More than 200,000 marchers are expected for the Pride parade on Sunday and over a million people are projected to participate in related events during the celebrations, which would be a welcome return to pre-pandemic norms for businesses in the epicenter of Toronto’s LGBTQ+ community.

“We really need these sales to climb out of the hole, after two years of limited or no sales,” said Dean Odorico, one of the general managers at Woody’s and Sailor, a performance and dance club on Church Street. “It will take quite a while to make up for lost time.”

Local businesses are still reeling from significant pandemic-related losses over the last two years. According to the city’s annual employment survey, Toronto lost 3,090 businesses between 2020 and 2021.

Odorico said during the first year of the pandemic his business had no income and in the second year it was limited due to capacity restrictions and other COVID-19 regulations.

During those two years the club didn’t have the finances to repair fixtures and other equipment needed for the performance space, which still has to be done, as thousands of dollars were spent on Plexiglas dividers, air purifiers, disinfecting products and other PPE.

“It will probably take years to make up for the losses,” he said.
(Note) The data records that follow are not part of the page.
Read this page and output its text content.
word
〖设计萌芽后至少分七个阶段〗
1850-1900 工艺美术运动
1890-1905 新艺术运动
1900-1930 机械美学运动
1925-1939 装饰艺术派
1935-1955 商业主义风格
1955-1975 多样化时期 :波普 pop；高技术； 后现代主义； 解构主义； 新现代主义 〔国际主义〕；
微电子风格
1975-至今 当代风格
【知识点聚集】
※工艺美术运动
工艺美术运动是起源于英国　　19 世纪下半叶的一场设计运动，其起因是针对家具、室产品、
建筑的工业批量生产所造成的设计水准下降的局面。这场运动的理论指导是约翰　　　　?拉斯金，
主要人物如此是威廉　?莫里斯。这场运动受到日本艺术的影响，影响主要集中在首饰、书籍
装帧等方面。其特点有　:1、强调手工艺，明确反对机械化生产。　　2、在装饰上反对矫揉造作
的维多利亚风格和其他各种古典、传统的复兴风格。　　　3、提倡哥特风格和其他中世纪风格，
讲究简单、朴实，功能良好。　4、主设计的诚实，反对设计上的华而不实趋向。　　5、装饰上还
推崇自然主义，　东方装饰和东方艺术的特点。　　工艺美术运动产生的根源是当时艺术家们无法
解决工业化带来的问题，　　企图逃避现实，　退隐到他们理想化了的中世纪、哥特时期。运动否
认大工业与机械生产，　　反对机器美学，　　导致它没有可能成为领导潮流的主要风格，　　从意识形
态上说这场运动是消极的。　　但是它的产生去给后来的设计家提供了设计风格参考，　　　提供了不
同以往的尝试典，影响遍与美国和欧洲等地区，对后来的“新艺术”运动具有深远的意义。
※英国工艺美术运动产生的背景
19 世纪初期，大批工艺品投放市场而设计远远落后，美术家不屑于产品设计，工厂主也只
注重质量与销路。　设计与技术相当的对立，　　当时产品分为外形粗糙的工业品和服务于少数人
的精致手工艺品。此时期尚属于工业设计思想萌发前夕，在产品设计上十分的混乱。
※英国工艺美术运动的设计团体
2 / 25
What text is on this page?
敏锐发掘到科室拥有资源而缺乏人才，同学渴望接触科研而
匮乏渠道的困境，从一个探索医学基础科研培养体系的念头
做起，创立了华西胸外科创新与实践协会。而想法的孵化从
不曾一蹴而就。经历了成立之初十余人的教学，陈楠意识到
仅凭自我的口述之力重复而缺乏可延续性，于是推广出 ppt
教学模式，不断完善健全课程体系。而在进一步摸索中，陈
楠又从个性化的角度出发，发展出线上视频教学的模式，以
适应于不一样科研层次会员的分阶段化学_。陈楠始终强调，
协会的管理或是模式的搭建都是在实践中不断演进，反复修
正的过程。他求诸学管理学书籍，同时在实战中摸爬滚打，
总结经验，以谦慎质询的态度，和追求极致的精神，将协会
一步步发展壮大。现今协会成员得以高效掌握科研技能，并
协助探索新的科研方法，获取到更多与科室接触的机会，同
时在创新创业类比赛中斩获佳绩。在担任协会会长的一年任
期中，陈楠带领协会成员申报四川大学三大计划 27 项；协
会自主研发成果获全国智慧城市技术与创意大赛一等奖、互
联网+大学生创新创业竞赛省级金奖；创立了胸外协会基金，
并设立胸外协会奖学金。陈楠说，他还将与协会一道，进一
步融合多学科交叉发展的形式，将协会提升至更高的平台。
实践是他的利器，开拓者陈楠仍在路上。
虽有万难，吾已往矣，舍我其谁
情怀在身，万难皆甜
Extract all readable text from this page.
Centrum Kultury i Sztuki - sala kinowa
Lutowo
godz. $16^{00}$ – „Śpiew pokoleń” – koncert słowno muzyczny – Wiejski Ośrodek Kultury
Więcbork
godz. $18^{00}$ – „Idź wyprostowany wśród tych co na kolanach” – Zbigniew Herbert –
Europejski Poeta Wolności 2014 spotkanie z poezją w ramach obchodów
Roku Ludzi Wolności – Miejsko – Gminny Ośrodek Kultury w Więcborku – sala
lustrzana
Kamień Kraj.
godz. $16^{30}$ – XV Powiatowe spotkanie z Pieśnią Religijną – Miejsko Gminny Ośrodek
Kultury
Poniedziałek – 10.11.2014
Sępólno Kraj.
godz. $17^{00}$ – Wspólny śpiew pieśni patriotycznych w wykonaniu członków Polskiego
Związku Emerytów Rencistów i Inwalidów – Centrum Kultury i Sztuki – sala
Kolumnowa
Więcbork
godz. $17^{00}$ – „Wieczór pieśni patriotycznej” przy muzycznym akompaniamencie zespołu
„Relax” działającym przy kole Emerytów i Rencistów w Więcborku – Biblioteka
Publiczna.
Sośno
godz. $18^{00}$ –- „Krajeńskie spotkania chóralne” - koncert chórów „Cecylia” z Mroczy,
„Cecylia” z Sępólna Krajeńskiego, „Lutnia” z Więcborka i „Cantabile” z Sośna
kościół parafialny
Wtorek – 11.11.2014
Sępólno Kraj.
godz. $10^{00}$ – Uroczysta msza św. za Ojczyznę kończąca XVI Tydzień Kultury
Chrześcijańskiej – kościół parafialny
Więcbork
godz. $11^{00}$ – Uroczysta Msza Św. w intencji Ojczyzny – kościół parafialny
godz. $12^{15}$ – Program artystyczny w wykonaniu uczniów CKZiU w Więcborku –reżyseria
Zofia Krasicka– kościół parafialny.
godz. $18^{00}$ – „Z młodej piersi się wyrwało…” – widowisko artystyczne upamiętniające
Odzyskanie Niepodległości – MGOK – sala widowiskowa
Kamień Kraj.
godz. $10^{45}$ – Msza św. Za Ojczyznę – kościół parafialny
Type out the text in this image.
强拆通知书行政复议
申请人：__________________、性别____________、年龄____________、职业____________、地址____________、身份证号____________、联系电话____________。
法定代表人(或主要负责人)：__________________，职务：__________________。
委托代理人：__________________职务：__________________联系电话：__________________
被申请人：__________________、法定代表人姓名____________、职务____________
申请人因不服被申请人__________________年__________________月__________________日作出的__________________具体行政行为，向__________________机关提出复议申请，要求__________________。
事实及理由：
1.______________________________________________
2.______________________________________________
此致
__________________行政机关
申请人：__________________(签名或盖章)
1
According to the Canadian Federation of Independent Business (CFIB), 80 per cent of all Toronto businesses aren’t fully recovered, while 29 per cent haven’t even started to recover and worry they never will. The average COVID-19 debt for a Toronto small business is more than $280,000.

Pride celebrations are a large part of the city tourism business, which Andrew Weir, executive vice-president of Destination Toronto, said has been significantly impacted by lockdowns and limited travel. In 2019, Toronto generated $10.3 billion in visitor spending in 2019, but a $7.5-billion loss in 2020 and $5-billion loss in 2021.

And though travel is picking up, it will take a while to recover, with urban destinations lagging, he said.

“During the pandemic people went camping and to resorts wanting to get away from the city,” Weir said. “It’s important that we show people now is the time to come back and festivals like Pride do that.”

Odorico is hopeful this year’s Pride will do that. “Tourism is not even close to pre-pandemic levels, but Pride might be the event to bring them back.”

Sherwin Modeste, executive director of Pride Toronto, said pre-pandemic the month’s celebrations and events took in $1.6 million to $2.7 million in revenue, with similar numbers projected for this year. In 2019, Pride month supported 3,500 temporary jobs and generated $149 billion in tax revenue.

“Pride greatly impacts all of Toronto’s economy,” he said. “But especially LGBTQ+ operated businesses will benefit with the sheer amount of people coming to the city to celebrate.”

For the summer, Pride Toronto hired more than 270 local drag artists, performers, musicians, and DJs for various events, helping those who have been financially hurt the most from the pandemic, Modeste added. There is also a food truck zone to support local eateries and entrepreneurs.

“We’ve been seeing a steady increase in revenue since indoor dining came into effect in the winter,” said Keir MacRae, one of the owners of Hair of the Dog, a pub and restaurant on Church Street, “but in June we definitely see a bump in sales. June is our busiest month.”

This year, Pride feels different, he said. Customers who typically go away during the festival because of the noise and large crowds are eager to engage with it this year.

“We anticipate a busy week, and a return to pre-2020 crowd numbers,” he said. “I don’t think Pride will be more subdued this year because of COVID.”

Gairy Brown, executive director of PRISM Events, is hosting five indoor and two outdoor events over Pride weekend, and has sold 10,000 tickets so far. He expects to sell around 14,000 tickets in total.

“Pride has a huge impact for the hospitality industry,” he said. “Hotels, restaurants, and bars all need this.”

But with COVID-19 cases still cropping up everyday and the arrival of monkeypox in Toronto, Modeste said the festivities must adhere to public health guidelines.

“There is excitement this year, but also worry,” he said. “We’re not fully out of the pandemic yet.”

He said COVID-19 policies are in place with regular cleaning schedules, signage to indicate mask wearing and social distancing, and online events for those who aren’t comfortable being in large crowds. Pride Toronto also extended the festival space to Nathan Phillips Square to ensure the events aren’t as crowded as previous years.

Working with Toronto Public Health and Public Health Ontario, the festival will distribute monkeypox brochures to provide attendees with accurate information, as well as ample signage, Modeste said.

Sarah Cannon, manager at Storm Crow, said sales have come back to full strength. Because the restaurant has the largest patio on Church Street, customers who aren’t comfortable being indoors have the outdoor option.

“There is a lot of anticipation because people haven’t been able to celebrate properly for the last two years,” Cannon said. “I think this will be the best Pride yet.”